Une ville, un plat

Avec cet article, débute une nouvelle série imaginée il y a quelque temps : « Une ville, un plat ». Dans cette chronique, je souhaite vous raconter un souvenir de voyage à travers une spécialité dégustée sur place. Parler d’une recette, bien sûr, mais aussi du lieu, de l’ambiance et des petites histoires qui entourent ces plats. Le rythme en cuisine étant un peu plus calme en ce moment, cette série est aussi une façon différente de continuer à écrire et à partager. Pour commencer, retour à Agra en 2009, avec un Malai Kofta dégusté lors de ce voyage.

Recette du Malai Kofta indien

Le Taj Mahal, un site incontournable en Inde

Un voyage en Inde du Nord passe presque toujours par Agra, dans l’Uttar Pradesh, où se dresse le Taj Mahal. Située à environ trois heures de Delhi, la capitale indienne, la ville mérite que l’on s’y attarde. Nous y avions consacré trois jours afin de découvrir ce mausolée de marbre blanc, classé parmi les sept merveilles du monde et considéré comme l’un des chefs-d’œuvre de l’architecture moghole du XVIIe siècle.

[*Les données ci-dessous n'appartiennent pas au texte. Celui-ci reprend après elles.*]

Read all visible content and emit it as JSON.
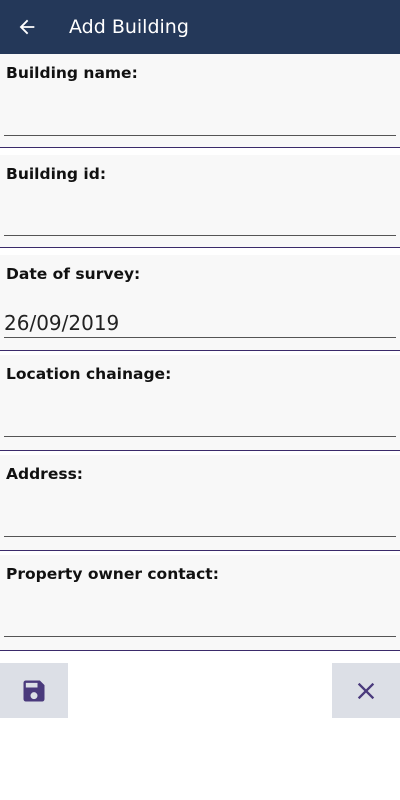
{
  "header": {
    "title": "Add Building",
    "back_icon": "arrow-left-icon"
  },
  "fields": [
    {
      "label": "Building name:",
      "value": ""
    },
    {
      "label": "Building id:",
      "value": ""
    },
    {
      "label": "Date of survey:",
      "value": "26/09/2019"
    },
    {
      "label": "Location chainage:",
      "value": ""
    },
    {
      "label": "Address:",
      "value": ""
    },
    {
      "label": "Property owner contact:",
      "value": ""
    }
  ],
  "actions": {
    "save_icon": "save-icon",
    "cancel_icon": "close-icon"
  },
  "colors": {
    "appbar": "#243859",
    "accent": "#4a3a7c",
    "button_bg": "#dcdfe6"
  }
}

Une ville, un plat : un Malai Kofta à Agra

Pour organiser le voyage en Inde du Nord, le Guide du Routard avait été notre principal repère pour choisir où dormir et où manger. Face à la masse d’informations trouvées sur internet avant notre départ en mai 2009, ce support papier nous semblait plus simple et plus rassurant. Avec le recul, certaines adresses s’étaient révélées décevantes — les établissements mentionnés n’étant pas toujours revisités très régulièrement — mais il y a aussi eu de belles surprises.

Le Joney’s Place à Agra

À Agra, à quelques pas du Taj Mahal, nous avions découvert le Joney’s Place, un petit restaurant ouvert depuis 1978. La salle est modeste, cinq tables à peine, et l’accueil chaleureux. Le patron nous avait montré avec fierté ses cahiers remplis de messages laissés par des voyageurs du monde entier. À la carte, le lassi à la banane et le malai kofta figuraient parmi les spécialités recommandées. Ce plat végétarien épicé, préparé à base de pommes de terre et de paneer, fait partie des classiques de la cuisine indienne. Nous l’avions choisi sans hésiter, curieux de le goûter sur place.

La recette du chef

Selon le chef, les pommes de terre sont d’abord bouillies puis écrasées avant d’être mélangées au fromage. La préparation est façonnée en boulettes, ensuite frites, puis servies avec une sauce crémeuse délicatement épicée. Le tout s’accompagne parfaitement d’un cheese naan pour profiter de la sauce. En dessert, le banana lassi s’était révélé particulièrement onctueux, plus épais que ceux goûtés ailleurs pendant le voyage. Le patron y ajoutait une touche personnelle : un peu de noix de coco râpée et une pointe de chocolat en poudre, une association simple mais très agréable.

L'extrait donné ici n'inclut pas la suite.